I saw Being There as a kid & always remembered it. Could it or something like Harold & Maude be made today even with so many “platforms?” I doubt it when films are described now more as “content.”
I’ve seen all but one of Ashby’s editorial efforts, but only one of his directorial efforts (Being There), so looks like I have some catching up to do.
Chuck, you ask if you’re wrong and I think you are. If your only sample if the big American blockbusters, you’re not going to find unique visions there. If you widen your search, you’ll find there’s plenty.
Ask him to read my spec for a Problem Child redo!

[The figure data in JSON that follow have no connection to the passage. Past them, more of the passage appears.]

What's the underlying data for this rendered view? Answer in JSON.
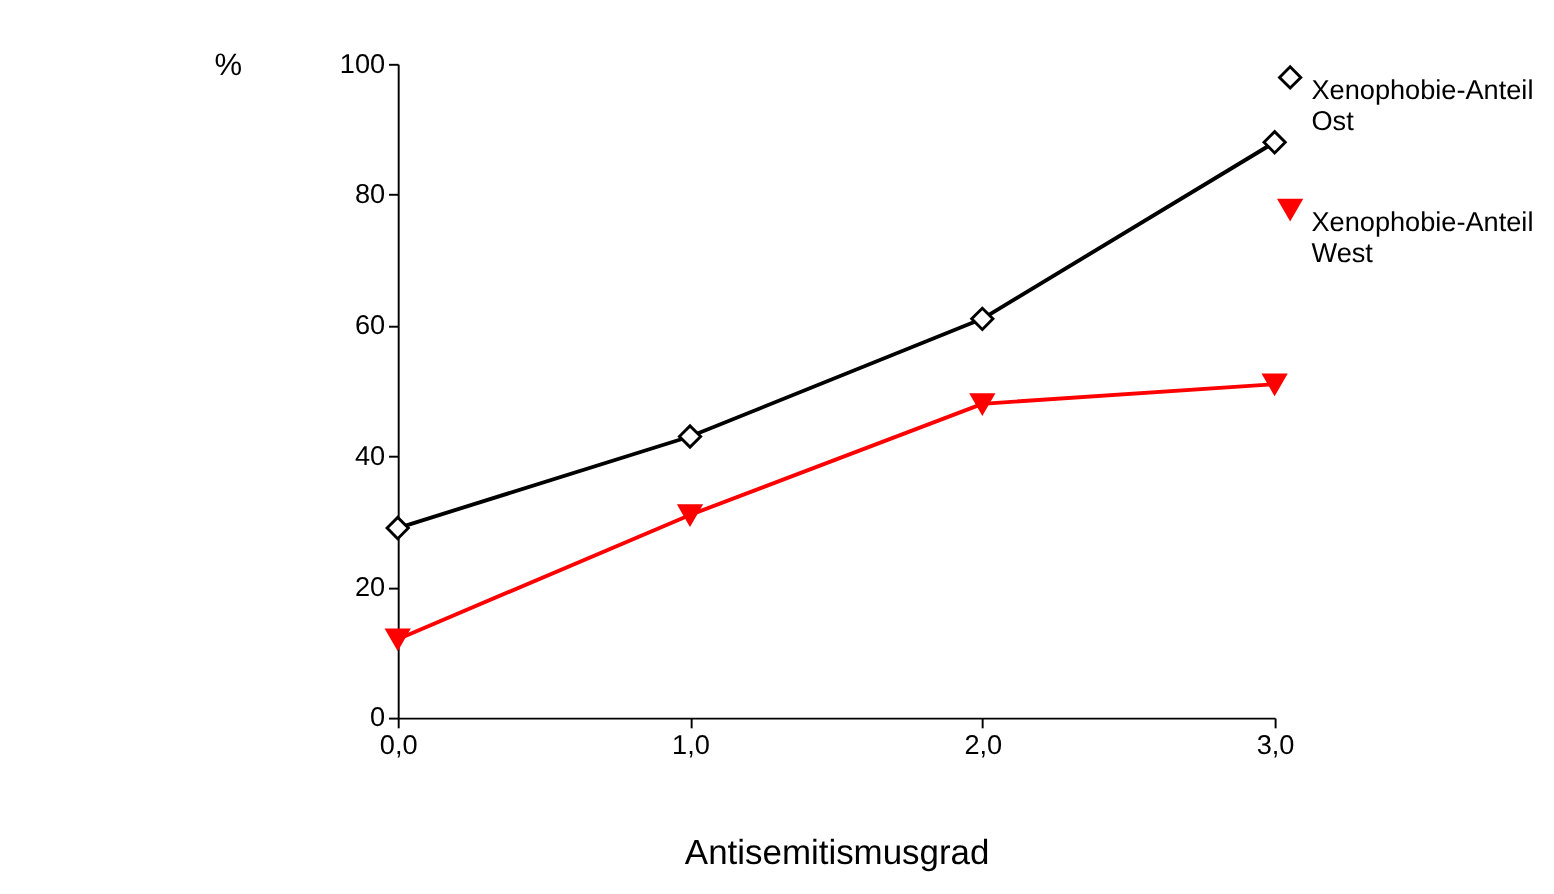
{
  "chart_data": {
    "type": "line",
    "xlabel": "Antisemitismusgrad",
    "ylabel": "%",
    "x": [
      0,
      1,
      2,
      3
    ],
    "series": [
      {
        "name": "Xenophobie-Anteil Ost",
        "color": "#000000",
        "marker": "diamond",
        "values": [
          29,
          43,
          61,
          88
        ]
      },
      {
        "name": "Xenophobie-Anteil West",
        "color": "#ff0000",
        "marker": "triangle",
        "values": [
          12,
          31,
          48,
          51
        ]
      }
    ],
    "xlim": [
      0,
      3
    ],
    "xticks": [
      {
        "value": 0,
        "label": "0,0"
      },
      {
        "value": 1,
        "label": "1,0"
      },
      {
        "value": 2,
        "label": "2,0"
      },
      {
        "value": 3,
        "label": "3,0"
      }
    ],
    "ylim": [
      0,
      100
    ],
    "yticks": [
      0,
      20,
      40,
      60,
      80,
      100
    ],
    "grid": false,
    "legend": "right"
  }
}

Another entertaining and informative episode! I’ve seen many of Ashby’s films a long time back, but now I want to go back and revisit the ones I’ve seen, and experience the ones I haven’t. (Well, except for The Slugger’s Wife…) I saw Being There when I was a kid, with my whole family, but it went mostly over my head then…even though I know I saw it, I have absolutely no memory of THAT scene with Shirley MacLaine (although I’ve read about it in the years since), so I must have had no idea whatsoever what she was doing.
I do remember renting 8 Million Ways to Die on VHS in the days of Blockbuster Video, but I didn’t remember that it was directed by Hal Ashby. In contrast to my memories (or lack thereof) of Being There, the ONLY thing I remember about 8 Million Ways to Die was Alexandra Paul’s nude scene (and her bizarre dialogue during it). I think I must have been too young for both movies at the time…too innocent to understand Being There, and too adolescent to appreciate anything besides the prurient interest of 8MWtD. I hope I’m mature enough to appreciate them fully now.
The quote from Milos Forman about life not fitting into a single genre reminds me of a similar quote from Alan Moore, which is quoted on Moore’s TV Tropes page:
“Life isn’t divided into genres. It’s a horrifying, romantic, tragic, comical, science-fiction cowboy detective novel. You know, with a bit of pornography if you’re lucky.”
Drawing a connection to yet another comic creator, when you discussed the pitfall of depicting a character who’s written to be an outstanding performer when the actual performance doesn’t live up to the hype, I remembered Neil Gaiman speaking on a panel at DragonCon many years ago. He was discussing the “Calliope” issue of Sandman, where a writer is cursed with more ideas than he can actually write down and flesh out. Gaiman mentioned that the challenge was tossing out all these story ideas, knowing that he’d never expand them into actual stories, and yet making them interesting enough that they COULD be good stories. He compared it to writing a movie about a rock star who’s supposed to be a brilliant musician, “but then the song he plays is like ‘Chewing Bubblegum, Yeah Yeah.'” It sounds like the music in The Slugger’s Wife fell into that very trap.
Fascinating discussion, even though I am only vaguely aware of most of Ashby’s work. Like Erich above, I enjoyed the diversion into outstanding performances in-movie that really aren’t, and in fact are sometimes horrible. It’s something that the recent Bill & Ted Face the Music brought up when they dared to show the fabled concert that Bill & Ted would perform that would align the planets and create peace throughout space and time. I was dubious that we would get a Rebecca DeMornay-like experience that would retroactively crush the entire film, and by extension the series, but through some clever plot contrivances, they pulled it off. I’m sorry I brought Bill & Ted talk to your serious movie discussion, but it came to mind.